Em 1989, o maior símbolo desse mundo polarizado
ruiu, e a guerra fria acabou enterrada pelo entulho e pela poeira de sua
destruição.
Porém, isso não significou uma alteração nas coordenadas conceituais
equívocas que caracterizavam a era da “confusão democrática”. A aparente
generalização da democracia como fórmula mundial de governo não
contribuiu para que o mar de interpretações divergentes ou
contraditórias sobre o seu significado ficasse, digamos assim, um pouco
mais calmo. Ao contrário, à exceção daqueles que, precipitadamente,
viram a dissolução da União Soviética como uma manifestação do fim da história,
é possível afirmar que essa pretensa universalização da fórmula
democrática de governo aumentou — em vez de diminuir — esse estado de
embaraço semântico-conceitual.
No cone-sul, as ditaduras que
queriam ser chamadas de democracias foram se esfarelando uma a uma. Em
alguns casos, antes mesmo que a queda do muro de Berlim estabelecesse o
marco definitivo do crepúsculo soviético. E, no lugar da
pseudodemocracia, anunciava-se a era da efetiva democracia. Na África do
Sul, o regime do apartheid foi derrotado e, em seu lugar,
erigiu-se um governo que se dizia inclusivo, não racial e democrático.
No Leste Europeu, na Ásia, na Oceania, cada vez mais, apareciam nações
que adotavam a democracia e suas instituições como fórmula de governo.
Porém, não tardou muito para que cientistas políticos e sociólogos
começassem a perguntar: serão mesmo, todas essas “novas democracias”,
democracias?
Novamente, então, a questão da definição conceitual,
posta por Sartori anos antes, voltava a ser um problema importante para a
avaliação critica do regime político, efetivamente praticado,
nessas nações que pretendiam se reinventar politicamente a partir da
fórmula democrática.

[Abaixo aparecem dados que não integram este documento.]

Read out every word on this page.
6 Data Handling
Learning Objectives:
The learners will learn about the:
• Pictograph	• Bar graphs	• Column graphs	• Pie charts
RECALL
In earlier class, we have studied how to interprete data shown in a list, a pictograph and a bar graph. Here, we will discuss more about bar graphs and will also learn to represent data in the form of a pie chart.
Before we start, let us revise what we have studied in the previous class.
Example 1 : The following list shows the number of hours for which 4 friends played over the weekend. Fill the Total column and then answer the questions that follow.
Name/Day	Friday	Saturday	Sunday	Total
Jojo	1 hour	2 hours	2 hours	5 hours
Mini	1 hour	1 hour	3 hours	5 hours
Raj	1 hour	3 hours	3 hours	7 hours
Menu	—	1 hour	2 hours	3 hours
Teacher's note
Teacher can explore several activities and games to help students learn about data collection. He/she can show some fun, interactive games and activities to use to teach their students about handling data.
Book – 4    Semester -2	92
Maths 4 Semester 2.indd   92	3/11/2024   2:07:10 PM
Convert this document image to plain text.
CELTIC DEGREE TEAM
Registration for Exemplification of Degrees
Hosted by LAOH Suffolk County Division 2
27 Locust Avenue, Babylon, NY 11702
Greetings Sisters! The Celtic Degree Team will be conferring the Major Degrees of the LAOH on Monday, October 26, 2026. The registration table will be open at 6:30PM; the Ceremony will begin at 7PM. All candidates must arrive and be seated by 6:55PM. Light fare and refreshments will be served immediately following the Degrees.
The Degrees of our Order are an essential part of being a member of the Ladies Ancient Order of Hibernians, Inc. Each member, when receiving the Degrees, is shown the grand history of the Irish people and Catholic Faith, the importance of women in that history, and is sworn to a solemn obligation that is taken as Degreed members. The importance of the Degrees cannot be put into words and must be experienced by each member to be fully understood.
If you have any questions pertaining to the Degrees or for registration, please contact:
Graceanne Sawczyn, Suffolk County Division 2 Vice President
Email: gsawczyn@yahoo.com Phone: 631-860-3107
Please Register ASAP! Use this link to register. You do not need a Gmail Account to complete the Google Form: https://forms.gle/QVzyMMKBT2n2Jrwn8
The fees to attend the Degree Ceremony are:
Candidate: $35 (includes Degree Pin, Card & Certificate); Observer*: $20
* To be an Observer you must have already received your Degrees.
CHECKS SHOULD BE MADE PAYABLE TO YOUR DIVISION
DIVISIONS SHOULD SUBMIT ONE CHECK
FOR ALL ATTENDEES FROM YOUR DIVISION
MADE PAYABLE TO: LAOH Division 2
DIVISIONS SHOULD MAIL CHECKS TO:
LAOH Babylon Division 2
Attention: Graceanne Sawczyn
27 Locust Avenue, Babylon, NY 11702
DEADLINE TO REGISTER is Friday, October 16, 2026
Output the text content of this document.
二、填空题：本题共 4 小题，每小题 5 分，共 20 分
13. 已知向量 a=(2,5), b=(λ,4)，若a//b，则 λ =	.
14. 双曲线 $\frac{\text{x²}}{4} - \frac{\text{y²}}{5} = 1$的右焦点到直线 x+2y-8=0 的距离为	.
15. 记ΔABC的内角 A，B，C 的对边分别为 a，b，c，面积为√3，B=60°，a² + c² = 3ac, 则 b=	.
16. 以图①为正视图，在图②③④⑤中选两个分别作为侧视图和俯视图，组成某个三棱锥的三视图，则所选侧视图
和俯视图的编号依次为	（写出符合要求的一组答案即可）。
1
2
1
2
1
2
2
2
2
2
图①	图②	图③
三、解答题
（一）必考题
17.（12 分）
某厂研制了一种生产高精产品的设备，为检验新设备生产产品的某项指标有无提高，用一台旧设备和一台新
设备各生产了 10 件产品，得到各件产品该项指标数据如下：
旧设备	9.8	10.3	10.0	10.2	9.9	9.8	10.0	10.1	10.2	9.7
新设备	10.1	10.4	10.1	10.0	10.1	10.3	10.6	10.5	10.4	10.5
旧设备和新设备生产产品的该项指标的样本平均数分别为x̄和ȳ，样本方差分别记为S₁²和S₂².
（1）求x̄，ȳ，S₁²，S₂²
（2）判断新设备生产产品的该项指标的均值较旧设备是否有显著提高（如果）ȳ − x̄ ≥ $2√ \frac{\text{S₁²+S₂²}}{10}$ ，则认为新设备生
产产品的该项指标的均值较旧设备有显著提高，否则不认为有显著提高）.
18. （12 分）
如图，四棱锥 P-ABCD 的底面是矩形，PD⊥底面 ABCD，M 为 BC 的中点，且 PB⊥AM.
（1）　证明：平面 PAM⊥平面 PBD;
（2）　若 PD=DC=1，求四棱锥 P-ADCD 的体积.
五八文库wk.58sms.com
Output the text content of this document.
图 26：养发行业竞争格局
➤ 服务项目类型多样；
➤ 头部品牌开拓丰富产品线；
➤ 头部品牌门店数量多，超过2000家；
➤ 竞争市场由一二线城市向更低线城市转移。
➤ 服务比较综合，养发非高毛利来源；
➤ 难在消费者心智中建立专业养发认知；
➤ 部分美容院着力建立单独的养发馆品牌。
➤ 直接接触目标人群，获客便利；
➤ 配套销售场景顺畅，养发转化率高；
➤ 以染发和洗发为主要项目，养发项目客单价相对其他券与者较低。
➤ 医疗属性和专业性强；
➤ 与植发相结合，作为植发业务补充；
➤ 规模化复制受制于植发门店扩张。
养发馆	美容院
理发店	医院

Ou seja: o que existe entre o nome e a coisa; entre
o rótulo e aquilo que, de fato, encontramos nas vivencias dessas
comunidades.
Alguns autores, como é o caso de Guilhermo O’Donnell, procuravam recuperar Robert Dahl e seu conceito de poliarquia
para se livrar do embaraçoso problema de ter que chamar de democracia
um regime político que não parecia satisfazer às expectativas projetadas
pelo conceito, que envolvem um regime de inclusão, com igualdade
política universalizada e efetiva participação do povo nas deliberações
públicas fundamentais (importante considerar que, na fórmula de Dahl, ou
mesmo na discussão de Sartori, essa situação não representa uma
peculiaridade de países periféricos, mas se aplicam, também, à modelos
políticos experimentados na modernidade central).
Desse modo, em
vez de perguntar se um determinado regime político satisfaz as
exigências conceituais da democracia, cria-se um termo novo que pode ser
atribuído a todas as realidades que, preenchendo certos requisitos,
façam jus a ele. Trata-se de um conceito, poder-se-ia dizer, menos
exigente que o de democracia. Porém, Sartori, já ao tempo em que
escreveu Teoria Democrática, não aceitava essa solução. Dizia
ele que as dificuldades em torno de definir o que seja a democracia não
poderiam ser solucionadas de uma forma simples: criando-se um termo novo
que se apresentasse como um rótulo mais adequado para a realidade
encontrada nos Estados que se pretendem “democráticos”. Até porque,
dizia Sartori, é exatamente em regimes precários, “onde a democracia é
desafiada”, que “respostas provisórias não servem”.
Para Sartori, é
impossível abrirmos mão da dimensão deontológica do conceito de
democracia. Ou seja, uma democracia só existe quando determinados ideais
e valores podem ser transformados em realidades. Isso significa que,
quando se pretende falar em democracia, não é possível aceitar a máxima
de que “qualquer coisa serve”. Não basta simplesmente observar a
existência de instituições que funcionem dentro de certa normalidade e
que possuem espaços ocupados por pessoas legitimadas pelo voto popular,
colhido em eleições periódicas e regulares, sem que nelas se observem
embaraços ou interferências indevidas. O conceito de democracia exige
certo compromisso com uma dimensão de dever ser: deve haver na
realidade analisada níveis aceitáveis de concretização de direitos
fundamentais, com inclusão e projeção universal de igualdade política
entre os cidadãos.
No entanto, criar uma definição de democracia
não representa tarefa fácil. Os manuais que usamos nos cursos de
Direito, nas disciplinas de Teoria do Estado ou Direito Constitucional,
que o digam. Parcela considerável desse material opta por enfrentar o
problema da definição conceitual de democracia a partir da tática mais
elementar e que, de plano, é rejeitada por Sartori: a etimológica.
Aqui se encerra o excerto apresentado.